The fire season has officially started.
"It's very stressful. We have more people out. They're out having fun. There's more chances of fires to start with the wind and the flashy fuels we have right now," Battalion Chief Edward Kilmartin told ABC7.
"You have light fuels, medium fuels, heavy fuels," Holmes explained.
The mixture of vegetation and steep slopes makes the Oakland Hills prime fire territory and a challenging response area for firefighters. That is why prevention is key, keeping a good defensible space, cutting back limbs and clearing yards.
"Here is an example of a property being out of compliance," Holmes pointed out during a patrol. "Even though it looks like a small area, this can be more dangerous than if there was a lot of heavier, dense fuel."
Tall, dry grass helped fuel a fire Friday, at the bottom of Mount Diablo. The wild fire moved quickly, but firefighters were able to keep the flames away from homes. However, in the Oakland Hills, houses are built closer together and the risks are greater.
Homeowners are worryied about incidents like one where a neighbor recently cleared his lot but left all the shrubs on the side of the road. Some residents in the area have called the city to report the neighbor to see if vegetation management will remove some debris, but it turns out, it is the land owner's responsibility and he does not live in the area.

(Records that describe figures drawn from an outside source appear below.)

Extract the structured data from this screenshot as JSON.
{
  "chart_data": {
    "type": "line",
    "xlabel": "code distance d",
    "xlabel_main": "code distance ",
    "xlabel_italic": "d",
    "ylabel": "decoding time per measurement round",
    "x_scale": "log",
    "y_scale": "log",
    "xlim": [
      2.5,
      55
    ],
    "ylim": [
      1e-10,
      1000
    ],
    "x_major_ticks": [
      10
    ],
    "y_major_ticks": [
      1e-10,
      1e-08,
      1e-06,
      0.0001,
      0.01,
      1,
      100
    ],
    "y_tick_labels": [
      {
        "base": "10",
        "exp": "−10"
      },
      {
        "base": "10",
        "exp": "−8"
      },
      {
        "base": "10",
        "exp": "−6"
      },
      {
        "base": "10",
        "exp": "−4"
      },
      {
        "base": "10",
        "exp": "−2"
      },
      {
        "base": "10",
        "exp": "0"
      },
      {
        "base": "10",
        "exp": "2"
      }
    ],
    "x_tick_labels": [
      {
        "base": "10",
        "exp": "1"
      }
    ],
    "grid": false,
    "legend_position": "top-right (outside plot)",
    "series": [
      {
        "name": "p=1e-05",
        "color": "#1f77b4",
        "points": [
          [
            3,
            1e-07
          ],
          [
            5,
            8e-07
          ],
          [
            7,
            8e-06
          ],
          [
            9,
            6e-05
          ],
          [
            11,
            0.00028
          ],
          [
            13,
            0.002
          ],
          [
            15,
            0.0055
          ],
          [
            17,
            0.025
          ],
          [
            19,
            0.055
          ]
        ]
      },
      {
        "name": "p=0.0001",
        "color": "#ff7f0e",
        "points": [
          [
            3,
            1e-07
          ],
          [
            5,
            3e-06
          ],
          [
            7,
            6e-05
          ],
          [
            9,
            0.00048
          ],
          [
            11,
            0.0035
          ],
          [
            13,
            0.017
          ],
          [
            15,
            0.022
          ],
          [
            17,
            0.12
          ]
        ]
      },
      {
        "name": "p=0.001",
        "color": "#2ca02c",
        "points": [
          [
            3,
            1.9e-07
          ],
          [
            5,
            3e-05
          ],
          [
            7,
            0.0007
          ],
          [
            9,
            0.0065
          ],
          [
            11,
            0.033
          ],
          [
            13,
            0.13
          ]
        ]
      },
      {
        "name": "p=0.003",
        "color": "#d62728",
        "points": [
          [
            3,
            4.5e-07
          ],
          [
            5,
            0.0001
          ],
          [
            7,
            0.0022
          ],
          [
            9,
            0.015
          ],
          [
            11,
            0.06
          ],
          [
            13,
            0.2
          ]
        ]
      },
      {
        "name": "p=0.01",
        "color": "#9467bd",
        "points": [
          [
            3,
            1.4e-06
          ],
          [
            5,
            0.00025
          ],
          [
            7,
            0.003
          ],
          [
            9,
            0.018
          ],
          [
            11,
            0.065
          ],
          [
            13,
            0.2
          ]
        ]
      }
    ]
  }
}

"I don't want to have a fire like they did 20 years ago. It makes me very nervous," neighbor Carol Lourie said. "Even though I just moved to the neighborhood, I don't want to lose my house."
Firefighters will start citing people for not clearing their land on June 15. First, homeowners will get a warning. If that gets ignored, the city will hire an outside company to clear out the land and bill the homeowner.